I media parlano spesso degli scontri tra forze dell’ordine e ultras o manifestanti facinorosi. Si vedono spesso immagini brutali, violente. E in televisione vengono mostrate solo interviste a chi è stato pestato o ha assistito agli scontri. Ma nessuno si è mai posto il problema di fare delle domande a uno di quei celerini, per chiedergli cosa prova in quei momenti e cosa ne pensa di queste vicende e di tali scontri.

Quello del celerino è un mestiere infame. È bene ribadirlo. Ma bisogna ricordare anche che ogni poliziotto è un lavoratore (spesso con famiglia a carico) che per 1400 € al mese rischia vita e salute per difendere i cittadini e i manifestanti pacifici a favore di una vera legalità. E quali sono, invece, le conseguenze? Insulti e odio per la divisa. A riguardo, una frase di Cobra (alias Pierfrancesco Favino) è molto significativa: «Chi insulta la Polizia insulta lo Stato e per questo andrebbe arrestato. E invece noi non possiamo fare niente. Ci insultano, ci sputano addosso e non possiamo reagire. Quando quegli altri si incazzano, noi dobbiamo restare fermi. Solo quando si incazzano ancora di più e cominciano a tirarci le pietre allora noi possiamo cominciare a difenderci, con gli scudi che abbiamo in dotazione».

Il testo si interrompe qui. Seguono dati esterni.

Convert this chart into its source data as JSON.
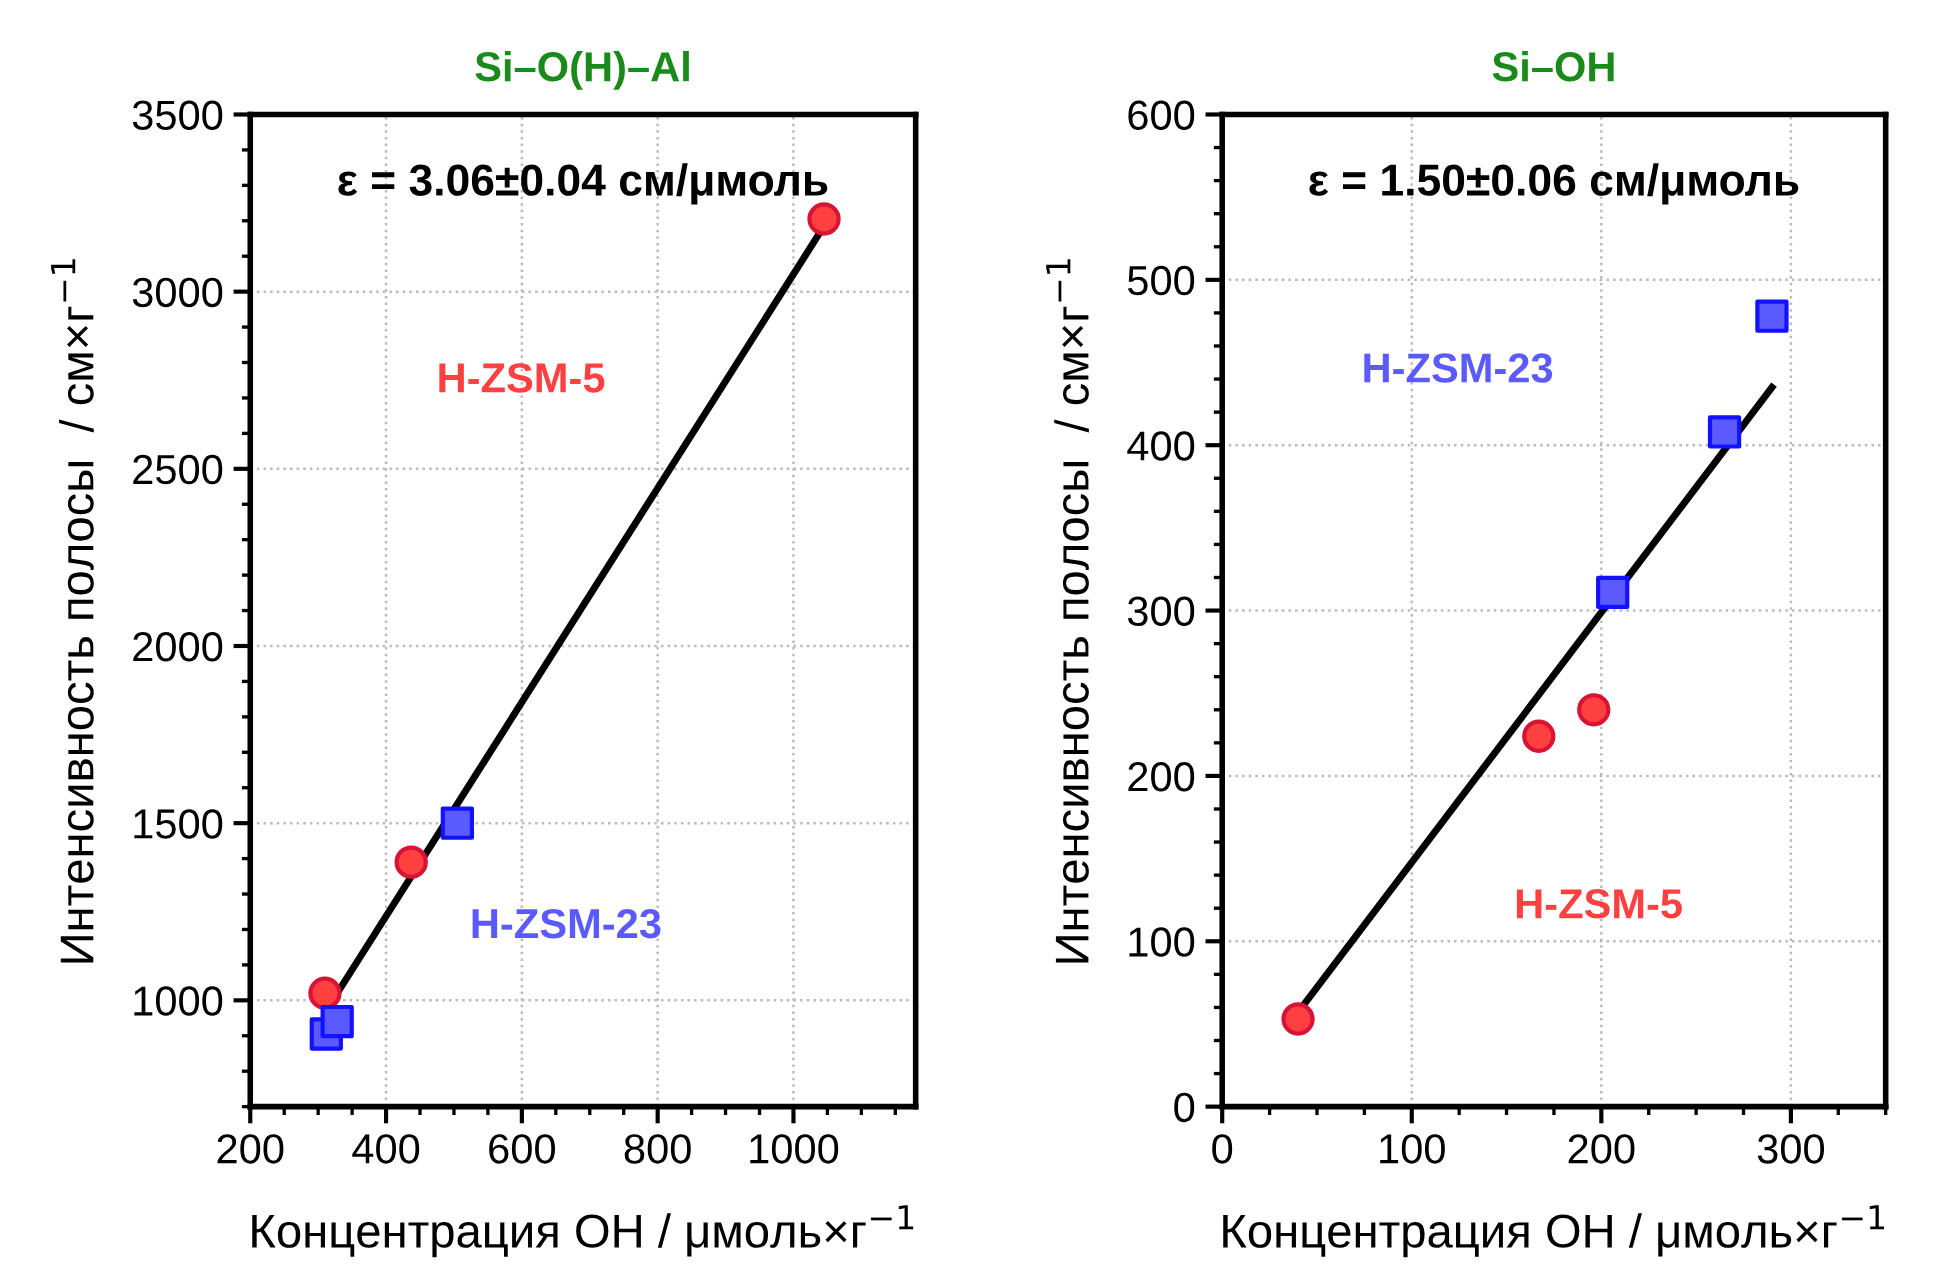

Sia chiaro, la polizia non è composta solo da santi e da eroi. Gli errori sono tanti (vedi la scuola Diaz nel 2001, giusto per fare un tragico esempio), ma è anche vero che il compito del poliziotto è quello di eseguire gli ordini dei superiori. Giusti o sbagliati che siano.

Le parole di Cobra sopra citate sono una sacrosanta verità. Tutti dovrebbero portare più rispetto per chi lavora per difenderci. Bisognerebbe portare più rispetto per chi rappresenta lo Stato. E per chi serve lo Stato.

Certo, servitore dello Stato non è soltanto il poliziotto. Servitore dello Stato lo è  qualsiasi lavoratore e qualsiasi cittadino onesto, indipendentemente dalla professione e dalla classe sociale a cui appartiene. Ma qui il discorso si allargherebbe a dismisura. Restando coerenti al tema, invece, risulta difficile considerare servitori dello Stato coloro che alle forze dell’ordine ci vanno contro: persone che vanno in giro a spaccare vetrine e automobili, persone con il passamontagna in testa che tirano estintori alla camionetta dei carabinieri, ultras che vanno allo stadio solo per pestarsi o persone che organizzano spedizioni punitive contro gente con la pelle di un colore diverso. Molti di questi personaggi, al contrario, sono stati trasformati i martiri o in modelli da imitare.

Invece, forse, ci vorrebbe un po’ più di rispetto per Stato e Istituzioni. Ma anche un po’ di razionalità per ragionare con la propria testa (e non con quella del gruppo) e riconsiderare chi realmente sta dalla parte della legalità e chi no.